|SsangYong Motor CEO Choi Johng-shik (first row, third from right) and reporters covering automobiles, who participated in driving the company‘s large-size G4 Rexton SUV across 10 Eurasian countries, in joy after arriving at their final destination Wiesbaden, Germany earlier this week. (SsangYong Motor)|
SsangYong Motor, the local unit of India’s Mahindra & Mahindra, set next year’s target sales for the large-size G4 Rexton SUV at 6,000 units in the European market, its CEO Choi Johng-shik said Tuesday.
“Targeting Europe’s D-segment SUV market, we plan to sell 3,000 units of the G4 Rexton throughout the remaining four months of this year, and 5,000 units to 6,000 units next year,” said Choi during a press conference held in Wiesbaden, central western Germany.
“Local dealers say the vehicle is comparable to the BMW X5.”

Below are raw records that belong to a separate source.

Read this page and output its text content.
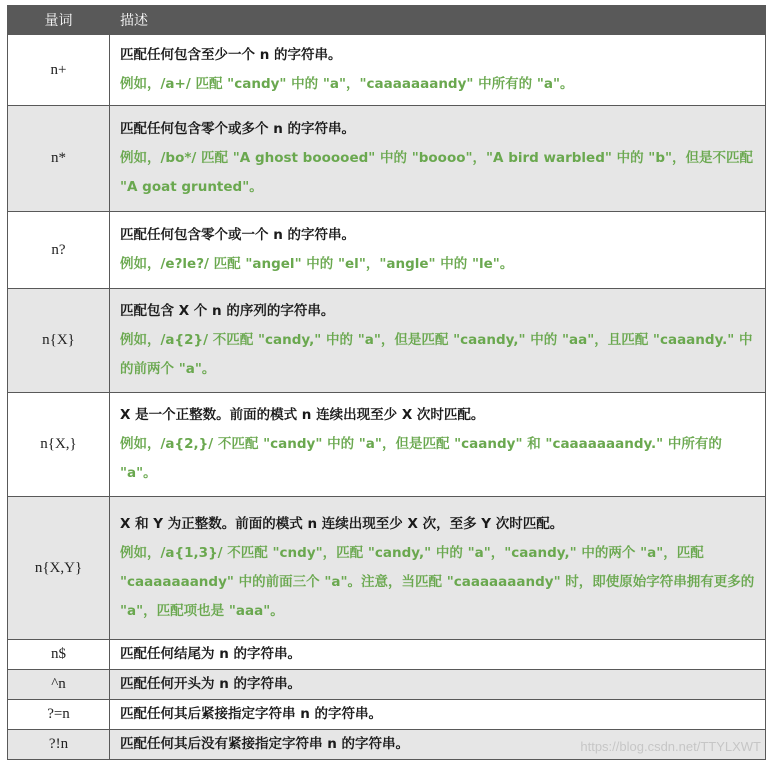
量词	描述
n+	匹配任何包含至少一个 n 的字符串。
例如，/a+/ 匹配 "candy" 中的 "a"，"caaaaaaandy" 中所有的 "a"。

n*	匹配任何包含零个或多个 n 的字符串。
例如，/bo*/ 匹配 "A ghost booooed" 中的 "boooo"，"A bird warbled" 中的 "b"，但是不匹配 "A goat grunted"。

n?	匹配任何包含零个或一个 n 的字符串。
例如，/e?le?/ 匹配 "angel" 中的 "el"，"angle" 中的 "le"。

n{X}	匹配包含 X 个 n 的序列的字符串。
例如，/a{2}/ 不匹配 "candy," 中的 "a"，但是匹配 "caandy," 中的 "aa"，且匹配 "caaandy." 中的前两个 "a"。

n{X,}	X 是一个正整数。前面的模式 n 连续出现至少 X 次时匹配。
例如，/a{2,}/ 不匹配 "candy" 中的 "a"，但是匹配 "caandy" 和 "caaaaaaandy." 中所有的 "a"。

n{X,Y}	X 和 Y 为正整数。前面的模式 n 连续出现至少 X 次，至多 Y 次时匹配。
例如，/a{1,3}/ 不匹配 "cndy"，匹配 "candy," 中的 "a"，"caandy," 中的两个 "a"，匹配 "caaaaaaandy" 中的前面三个 "a"。注意，当匹配 "caaaaaaandy" 时，即使原始字符串拥有更多的 "a"，匹配项也是 "aaa"。

n$	匹配任何结尾为 n 的字符串。

^n	匹配任何开头为 n 的字符串。

?=n	匹配任何其后紧接指定字符串 n 的字符串。

?!n	匹配任何其后没有紧接指定字符串 n 的字符串。	https://blog.csdn.net/TTYLXWT
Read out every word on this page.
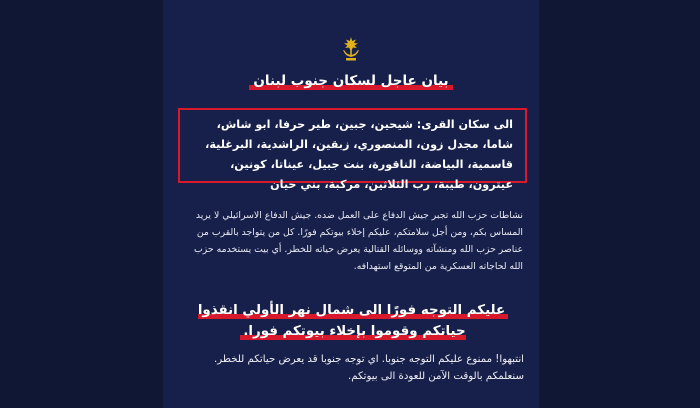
بيان عاجل لسكان جنوب لبنان
الى سكان القرى: شيحين، جبين، طير حرفا، ابو شاش، شاما، مجدل زون، المنصوري، زبقين، الراشدية، البرغلية، قاسمية، البياضة، الناقورة، بنت جبيل، عيناتا، كونين، عيترون، طيبة، رب الثلاثين، مركبة، بني حيان
نشاطات حزب الله تجبر جيش الدفاع على العمل ضده. جيش الدفاع الاسرائيلي لا يريد المساس بكم، ومن أجل سلامتكم، عليكم إخلاء بيوتكم فورًا. كل من يتواجد بالقرب من عناصر حزب الله ومنشآته ووسائله القتالية يعرض حياته للخطر. أي بيت يستخدمه حزب الله لحاجاته العسكرية من المتوقع استهدافه.
عليكم التوجه فورًا الى شمال نهر الأولي انقذوا حياتكم وقوموا بإخلاء بيوتكم فورا.
انتبهوا! ممنوع عليكم التوجه جنوبا. اي توجه جنوبا قد يعرض حياتكم للخطر.
سنعلمكم بالوقت الآمن للعودة الى بيوتكم.
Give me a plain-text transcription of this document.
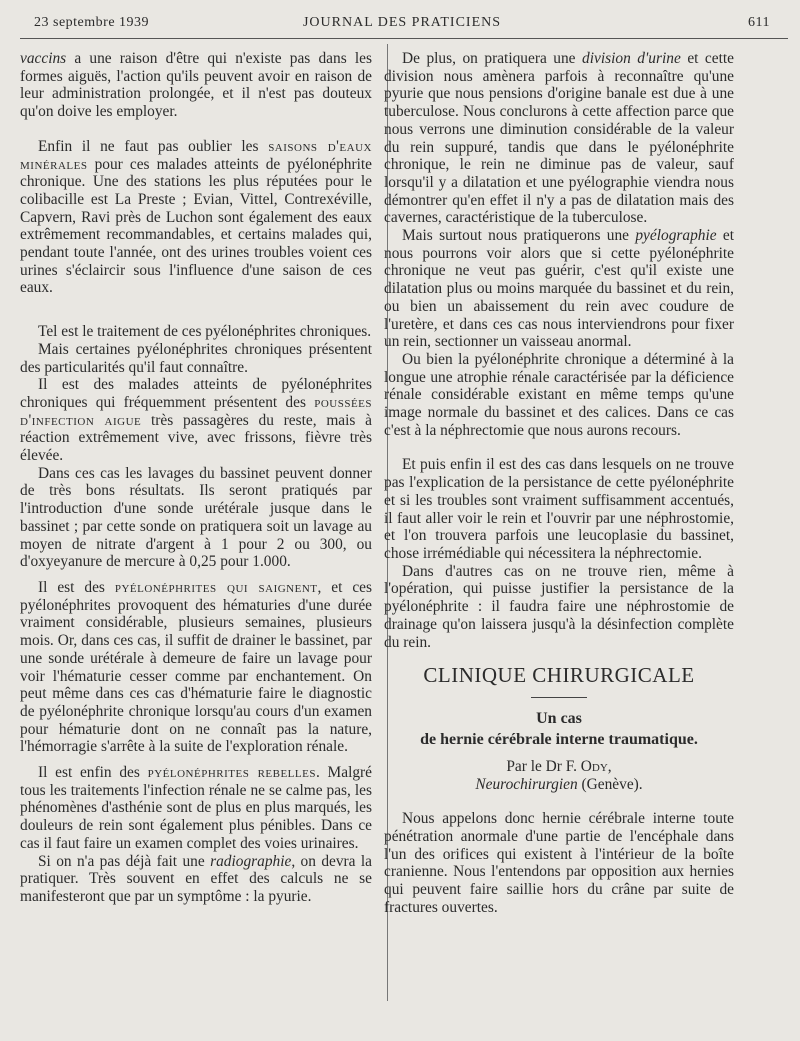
23 septembre 1939	JOURNAL DES PRATICIENS	611

vaccins a une raison d'être qui n'existe pas dans les formes aiguës, l'action qu'ils peuvent avoir en raison de leur administration prolongée, et il n'est pas douteux qu'on doive les employer.

Enfin il ne faut pas oublier les saisons d'eaux minérales pour ces malades atteints de pyélonéphrite chronique. Une des stations les plus réputées pour le colibacille est La Preste ; Evian, Vittel, Contrexéville, Capvern, Ravi près de Luchon sont également des eaux extrêmement recommandables, et certains malades qui, pendant toute l'année, ont des urines troubles voient ces urines s'éclaircir sous l'influence d'une saison de ces eaux.

Tel est le traitement de ces pyélonéphrites chroniques.

Mais certaines pyélonéphrites chroniques présentent des particularités qu'il faut connaître.

Il est des malades atteints de pyélonéphrites chroniques qui fréquemment présentent des poussées d'infection aigue très passagères du reste, mais à réaction extrêmement vive, avec frissons, fièvre très élevée.

Dans ces cas les lavages du bassinet peuvent donner de très bons résultats. Ils seront pratiqués par l'introduction d'une sonde urétérale jusque dans le bassinet ; par cette sonde on pratiquera soit un lavage au moyen de nitrate d'argent à 1 pour 2 ou 300, ou d'oxyeyanure de mercure à 0,25 pour 1.000.

Il est des pyélonéphrites qui saignent, et ces pyélonéphrites provoquent des hématuries d'une durée vraiment considérable, plusieurs semaines, plusieurs mois. Or, dans ces cas, il suffit de drainer le bassinet, par une sonde urétérale à demeure de faire un lavage pour voir l'hématurie cesser comme par enchantement. On peut même dans ces cas d'hématurie faire le diagnostic de pyélonéphrite chronique lorsqu'au cours d'un examen pour hématurie dont on ne connaît pas la nature, l'hémorragie s'arrête à la suite de l'exploration rénale.

Il est enfin des pyélonéphrites rebelles. Malgré tous les traitements l'infection rénale ne se calme pas, les phénomènes d'asthénie sont de plus en plus marqués, les douleurs de rein sont également plus pénibles. Dans ce cas il faut faire un examen complet des voies urinaires.

Si on n'a pas déjà fait une radiographie, on devra la pratiquer. Très souvent en effet des calculs ne se manifesteront que par un symptôme : la pyurie.

De plus, on pratiquera une division d'urine et cette division nous amènera parfois à reconnaître qu'une pyurie que nous pensions d'origine banale est due à une tuberculose. Nous conclurons à cette affection parce que nous verrons une diminution considérable de la valeur du rein suppuré, tandis que dans le pyélonéphrite chronique, le rein ne diminue pas de valeur, sauf lorsqu'il y a dilatation et une pyélographie viendra nous démontrer qu'en effet il n'y a pas de dilatation mais des cavernes, caractéristique de la tuberculose.

Mais surtout nous pratiquerons une pyélographie et nous pourrons voir alors que si cette pyélonéphrite chronique ne veut pas guérir, c'est qu'il existe une dilatation plus ou moins marquée du bassinet et du rein, ou bien un abaissement du rein avec coudure de l'uretère, et dans ces cas nous interviendrons pour fixer un rein, sectionner un vaisseau anormal.

Ou bien la pyélonéphrite chronique a déterminé à la longue une atrophie rénale caractérisée par la déficience rénale considérable existant en même temps qu'une image normale du bassinet et des calices. Dans ce cas c'est à la néphrectomie que nous aurons recours.

Et puis enfin il est des cas dans lesquels on ne trouve pas l'explication de la persistance de cette pyélonéphrite et si les troubles sont vraiment suffisamment accentués, il faut aller voir le rein et l'ouvrir par une néphrostomie, et l'on trouvera parfois une leucoplasie du bassinet, chose irrémédiable qui nécessitera la néphrectomie.

Dans d'autres cas on ne trouve rien, même à l'opération, qui puisse justifier la persistance de la pyélonéphrite : il faudra faire une néphrostomie de drainage qu'on laissera jusqu'à la désinfection complète du rein.

CLINIQUE CHIRURGICALE
Un cas
de hernie cérébrale interne traumatique.
Par le Dr F. Ody,
Neurochirurgien (Genève).

Nous appelons donc hernie cérébrale interne toute pénétration anormale d'une partie de l'encéphale dans l'un des orifices qui existent à l'intérieur de la boîte cranienne. Nous l'entendons par opposition aux hernies qui peuvent faire saillie hors du crâne par suite de fractures ouvertes.
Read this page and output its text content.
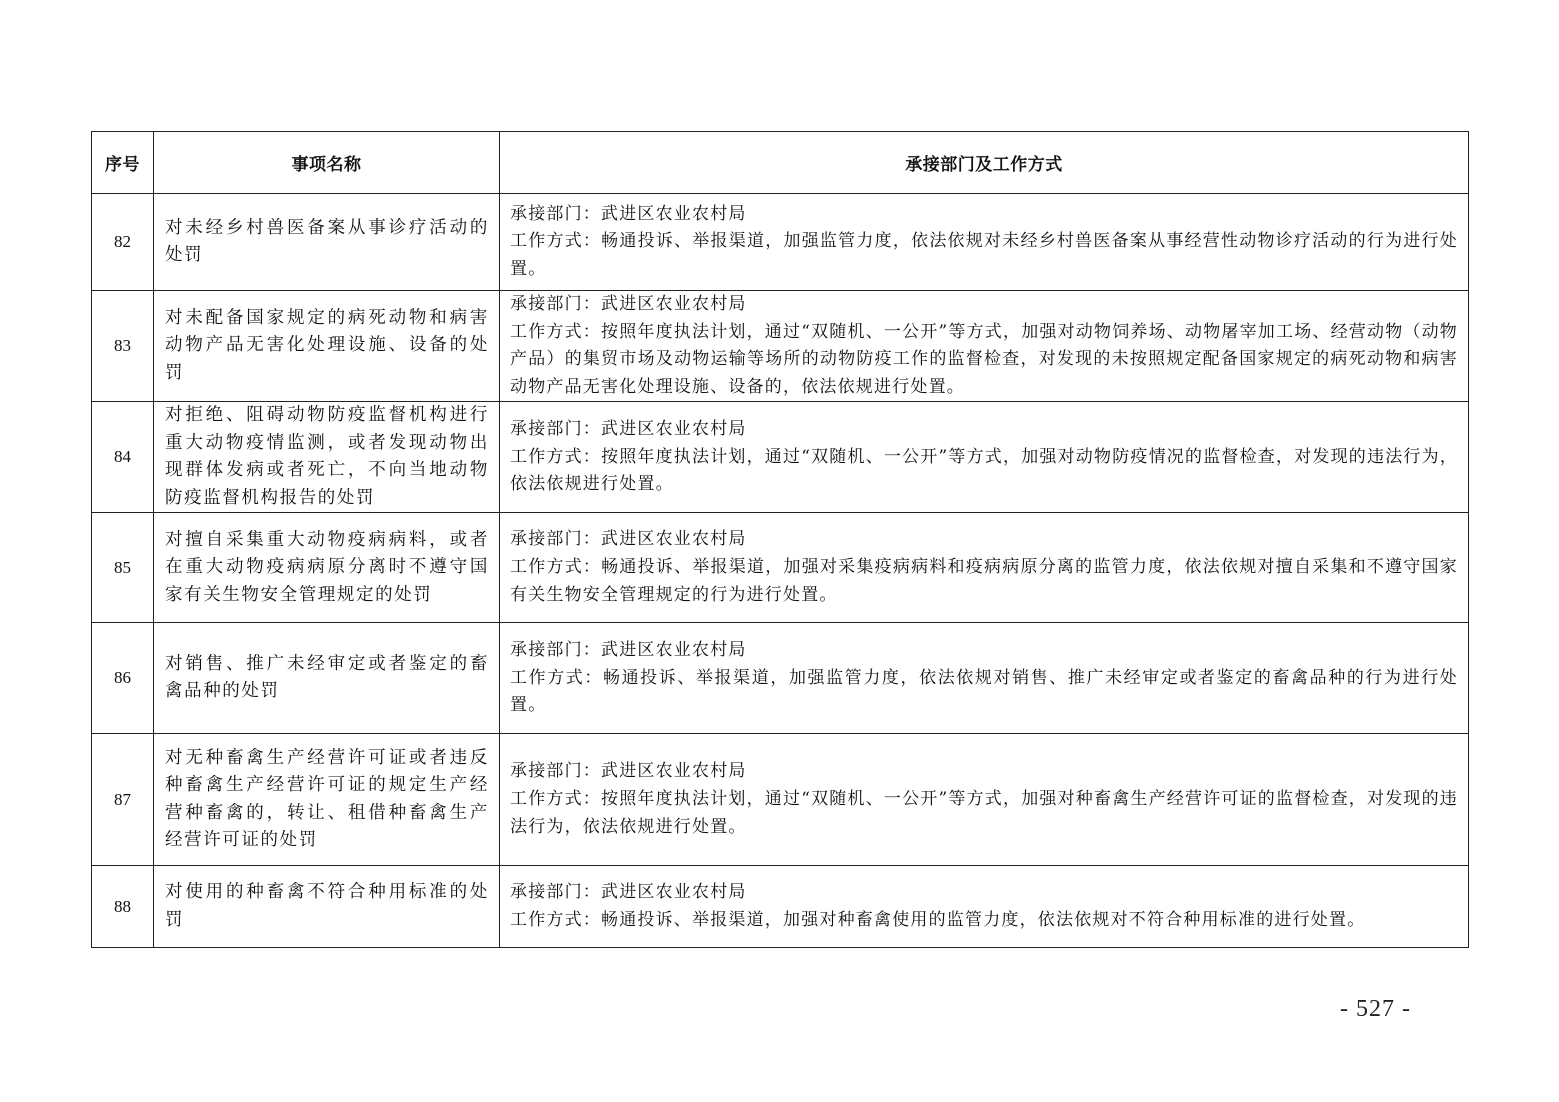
序号	事项名称	承接部门及工作方式
82	对未经乡村兽医备案从事诊疗活动的处罚	承接部门：武进区农业农村局
工作方式：畅通投诉、举报渠道，加强监管力度，依法依规对未经乡村兽医备案从事经营性动物诊疗活动的行为进行处置。

83	对未配备国家规定的病死动物和病害动物产品无害化处理设施、设备的处罚	承接部门：武进区农业农村局
工作方式：按照年度执法计划，通过“双随机、一公开”等方式，加强对动物饲养场、动物屠宰加工场、经营动物（动物产品）的集贸市场及动物运输等场所的动物防疫工作的监督检查，对发现的未按照规定配备国家规定的病死动物和病害动物产品无害化处理设施、设备的，依法依规进行处置。

84	对拒绝、阻碍动物防疫监督机构进行重大动物疫情监测，或者发现动物出现群体发病或者死亡，不向当地动物防疫监督机构报告的处罚	承接部门：武进区农业农村局
工作方式：按照年度执法计划，通过“双随机、一公开”等方式，加强对动物防疫情况的监督检查，对发现的违法行为，依法依规进行处置。

85	对擅自采集重大动物疫病病料，或者在重大动物疫病病原分离时不遵守国家有关生物安全管理规定的处罚	承接部门：武进区农业农村局
工作方式：畅通投诉、举报渠道，加强对采集疫病病料和疫病病原分离的监管力度，依法依规对擅自采集和不遵守国家有关生物安全管理规定的行为进行处置。

86	对销售、推广未经审定或者鉴定的畜禽品种的处罚	承接部门：武进区农业农村局
工作方式：畅通投诉、举报渠道，加强监管力度，依法依规对销售、推广未经审定或者鉴定的畜禽品种的行为进行处置。

87	对无种畜禽生产经营许可证或者违反种畜禽生产经营许可证的规定生产经营种畜禽的，转让、租借种畜禽生产经营许可证的处罚	承接部门：武进区农业农村局
工作方式：按照年度执法计划，通过“双随机、一公开”等方式，加强对种畜禽生产经营许可证的监督检查，对发现的违法行为，依法依规进行处置。

88	对使用的种畜禽不符合种用标准的处罚	承接部门：武进区农业农村局
工作方式：畅通投诉、举报渠道，加强对种畜禽使用的监管力度，依法依规对不符合种用标准的进行处置。
- 527 -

The G4 Rexton is expected to be sold at an average price of 35,000 euros ($41,800) in Europe, which is higher than in Korea, where the model is priced between 33.5 million won and 45.5 million won.
The model was introduced to the European market at this week’s Frankfurt Motor Show.
|SsangYong Motor’s latest large-size SUV, dubbed G4 Rexton. (SsangYong Motor)|
As for the company’s plans to advance into China, Choi said there has been no progress made due to a change in the Chinese government’s stance asking the company to make capital investments.
The demand is a change from the previous agreement in March that SsangYong would supply vehicles while a Chinese company would take care of capital investments, according to Choi.
In October 2016, SsangYong Motor signed an agreement with Chinese automaker Shaanxi Automobile Group to establish a joint venture for SsangYong to build a factory there.
Lately there has been a change in the Chinese government’s approach to the auto market, according to a report by Lee Jae-il, an analyst in charge of automobiles at Eugene Investment & Securities.
It is gradually moving toward abolishing regulations requiring foreign carmakers to establish a joint venture with a Chinese company to conduct business there, in light of the technological advances of carmakers there. It has also been keeping a stricter watch on foreign auto parts makers to foster China’s homegrown auto parts companies.
Mandatory electric vehicle production imposed by the Chinese government is also a hurdle for SsangYong Motor, which currently does not produce EVs.
Acknowledging a change in motorists’ preference toward EVs, SsangYong Motor is set to roll out electrified vehicles by the end of 2019, Choi said.
SsangYong Motor, however, has not yet selected a battery supplier due to the high prices of batteries made by Korean companies.
This year SsangYong Motor will aim to sell 155,000 units, similar to the 155,844 units sold in 2016, the company said.
The automaker sold a total of 93,483 units between January and August this year, down 6.1 percent on-year.